Perhaps most strikingly, the research suggests that the olfactory system can act as a "metabolic gatekeeper." In some rodent models, enhancing olfactory function actually protected mice from becoming obese. For example, blocking certain potassium channels like Kv1.3 produced "super-smeller" mice that were resistant to diet-induced obesity.
What This Changes
The shift from a unidirectional to a bidirectional model changes how we might approach metabolic medicine. If the olfactory system is an active regulator of energy balance, it is no longer just a casualty. It is a lever to be pulled.
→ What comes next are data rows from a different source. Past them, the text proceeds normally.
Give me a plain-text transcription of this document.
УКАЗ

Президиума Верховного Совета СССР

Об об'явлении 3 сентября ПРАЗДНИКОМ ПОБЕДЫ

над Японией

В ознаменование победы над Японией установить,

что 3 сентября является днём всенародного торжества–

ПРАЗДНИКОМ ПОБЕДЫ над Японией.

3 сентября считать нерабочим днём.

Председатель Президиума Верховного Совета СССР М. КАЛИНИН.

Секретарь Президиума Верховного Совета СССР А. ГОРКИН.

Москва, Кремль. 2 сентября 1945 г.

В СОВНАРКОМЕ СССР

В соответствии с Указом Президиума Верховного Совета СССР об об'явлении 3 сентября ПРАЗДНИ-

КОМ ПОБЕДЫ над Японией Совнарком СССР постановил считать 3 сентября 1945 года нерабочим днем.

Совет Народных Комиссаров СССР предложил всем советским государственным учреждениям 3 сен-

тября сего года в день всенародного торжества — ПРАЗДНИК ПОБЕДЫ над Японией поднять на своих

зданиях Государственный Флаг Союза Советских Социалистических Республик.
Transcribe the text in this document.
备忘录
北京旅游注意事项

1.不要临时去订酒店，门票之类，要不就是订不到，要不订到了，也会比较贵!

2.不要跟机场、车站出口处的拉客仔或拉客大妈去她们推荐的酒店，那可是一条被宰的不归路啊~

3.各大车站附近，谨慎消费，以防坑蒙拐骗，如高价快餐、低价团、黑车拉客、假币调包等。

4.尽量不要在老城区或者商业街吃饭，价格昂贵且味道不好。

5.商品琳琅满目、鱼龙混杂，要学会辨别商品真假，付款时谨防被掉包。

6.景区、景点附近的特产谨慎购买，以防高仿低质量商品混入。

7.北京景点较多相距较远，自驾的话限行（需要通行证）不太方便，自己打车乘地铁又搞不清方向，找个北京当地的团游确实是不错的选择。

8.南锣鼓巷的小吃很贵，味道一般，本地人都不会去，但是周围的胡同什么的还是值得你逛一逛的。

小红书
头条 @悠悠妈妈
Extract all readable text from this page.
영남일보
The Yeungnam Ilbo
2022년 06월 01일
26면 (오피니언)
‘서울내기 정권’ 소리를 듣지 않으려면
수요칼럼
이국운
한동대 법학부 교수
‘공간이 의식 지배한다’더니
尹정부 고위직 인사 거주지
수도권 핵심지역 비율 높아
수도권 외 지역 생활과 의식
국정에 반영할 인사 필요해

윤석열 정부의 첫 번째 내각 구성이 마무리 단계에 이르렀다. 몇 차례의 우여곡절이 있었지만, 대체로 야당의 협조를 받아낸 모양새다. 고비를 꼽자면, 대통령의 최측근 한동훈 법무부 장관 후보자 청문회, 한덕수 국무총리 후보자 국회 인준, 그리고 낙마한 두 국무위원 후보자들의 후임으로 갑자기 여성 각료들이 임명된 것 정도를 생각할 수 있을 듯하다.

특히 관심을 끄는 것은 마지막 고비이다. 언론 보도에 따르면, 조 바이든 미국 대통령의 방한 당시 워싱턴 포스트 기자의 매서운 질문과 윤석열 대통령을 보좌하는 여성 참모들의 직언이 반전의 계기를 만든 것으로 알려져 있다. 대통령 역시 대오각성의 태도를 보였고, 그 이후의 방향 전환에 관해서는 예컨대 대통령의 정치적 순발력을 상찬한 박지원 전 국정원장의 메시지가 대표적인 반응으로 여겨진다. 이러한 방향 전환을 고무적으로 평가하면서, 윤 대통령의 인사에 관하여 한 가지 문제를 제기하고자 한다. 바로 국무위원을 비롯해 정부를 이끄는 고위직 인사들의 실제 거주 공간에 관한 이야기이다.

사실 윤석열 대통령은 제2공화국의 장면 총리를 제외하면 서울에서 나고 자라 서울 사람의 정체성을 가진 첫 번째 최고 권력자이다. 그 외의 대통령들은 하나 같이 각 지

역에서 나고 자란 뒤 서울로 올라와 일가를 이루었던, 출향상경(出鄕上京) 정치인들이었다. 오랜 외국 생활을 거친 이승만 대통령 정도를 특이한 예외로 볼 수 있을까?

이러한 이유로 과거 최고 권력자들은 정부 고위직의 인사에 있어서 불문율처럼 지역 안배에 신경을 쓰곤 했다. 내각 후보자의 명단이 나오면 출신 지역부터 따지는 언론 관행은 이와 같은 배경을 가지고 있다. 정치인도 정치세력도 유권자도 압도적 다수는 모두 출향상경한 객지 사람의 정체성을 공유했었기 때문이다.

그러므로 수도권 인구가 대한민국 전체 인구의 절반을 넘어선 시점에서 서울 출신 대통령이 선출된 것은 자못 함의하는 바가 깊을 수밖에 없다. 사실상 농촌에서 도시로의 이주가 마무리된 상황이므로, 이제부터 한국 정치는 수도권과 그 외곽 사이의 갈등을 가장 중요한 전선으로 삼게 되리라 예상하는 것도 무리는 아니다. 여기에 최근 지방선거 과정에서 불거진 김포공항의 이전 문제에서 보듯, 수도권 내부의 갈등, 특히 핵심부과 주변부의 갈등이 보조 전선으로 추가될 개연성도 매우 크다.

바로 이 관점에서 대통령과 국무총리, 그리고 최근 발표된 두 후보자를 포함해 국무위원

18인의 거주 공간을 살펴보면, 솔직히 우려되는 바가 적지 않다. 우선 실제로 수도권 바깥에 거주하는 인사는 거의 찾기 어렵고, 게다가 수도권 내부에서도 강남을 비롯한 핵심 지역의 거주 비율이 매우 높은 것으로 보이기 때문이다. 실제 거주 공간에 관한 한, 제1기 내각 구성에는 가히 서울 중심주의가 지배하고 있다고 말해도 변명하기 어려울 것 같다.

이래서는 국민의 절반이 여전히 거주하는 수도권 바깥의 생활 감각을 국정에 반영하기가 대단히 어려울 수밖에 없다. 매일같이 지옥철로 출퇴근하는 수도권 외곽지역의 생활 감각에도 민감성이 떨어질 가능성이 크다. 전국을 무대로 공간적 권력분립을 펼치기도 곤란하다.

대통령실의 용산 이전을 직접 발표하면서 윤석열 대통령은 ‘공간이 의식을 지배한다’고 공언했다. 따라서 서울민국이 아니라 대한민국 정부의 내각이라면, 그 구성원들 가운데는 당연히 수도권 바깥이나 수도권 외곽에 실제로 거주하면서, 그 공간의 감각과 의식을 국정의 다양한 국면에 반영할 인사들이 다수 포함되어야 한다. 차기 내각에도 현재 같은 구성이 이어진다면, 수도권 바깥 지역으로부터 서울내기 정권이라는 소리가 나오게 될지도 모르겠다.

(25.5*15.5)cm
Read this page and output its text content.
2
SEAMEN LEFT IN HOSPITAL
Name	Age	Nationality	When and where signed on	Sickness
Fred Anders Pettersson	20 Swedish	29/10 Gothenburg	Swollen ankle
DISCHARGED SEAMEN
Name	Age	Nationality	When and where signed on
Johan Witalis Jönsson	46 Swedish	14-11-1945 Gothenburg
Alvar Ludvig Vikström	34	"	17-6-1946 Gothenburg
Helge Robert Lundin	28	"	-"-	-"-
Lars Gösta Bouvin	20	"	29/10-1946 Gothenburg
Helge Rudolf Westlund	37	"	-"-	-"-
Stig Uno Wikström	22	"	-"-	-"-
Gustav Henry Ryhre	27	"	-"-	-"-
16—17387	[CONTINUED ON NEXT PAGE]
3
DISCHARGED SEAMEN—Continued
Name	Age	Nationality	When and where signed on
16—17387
The implications are three-fold: 1. Diagnostic Potential: Olfactory performance could serve as a non-invasive biomarker. It might provide an early warning sign of metabolic shifts. This could happen before clinical obesity or diabetes becomes manifest. 2. Novel Drug Delivery: The "nose-to-brain" pathway offers a way to bypass the blood-brain barrier. The authors suggest that intranasal delivery of insulin or GLP-1 analogues could directly target olfactory-metabolic circuits. This could improve glucose regulation .
- Behavioral Intervention: Understanding how scent triggers "cephalic phase" responses is vital. These are the body's anticipatory preparations for food. Therapies could use odor to promote satiety and reduce food cravings.
While these findings are robust in preclinical models, the authors caution that much of the human evidence remains correlational. The immediate next step for the field is to conduct longitudinal human studies. These studies must definitively prove whether restoring a sense of smell can directly drive weight loss and improved glycemic control.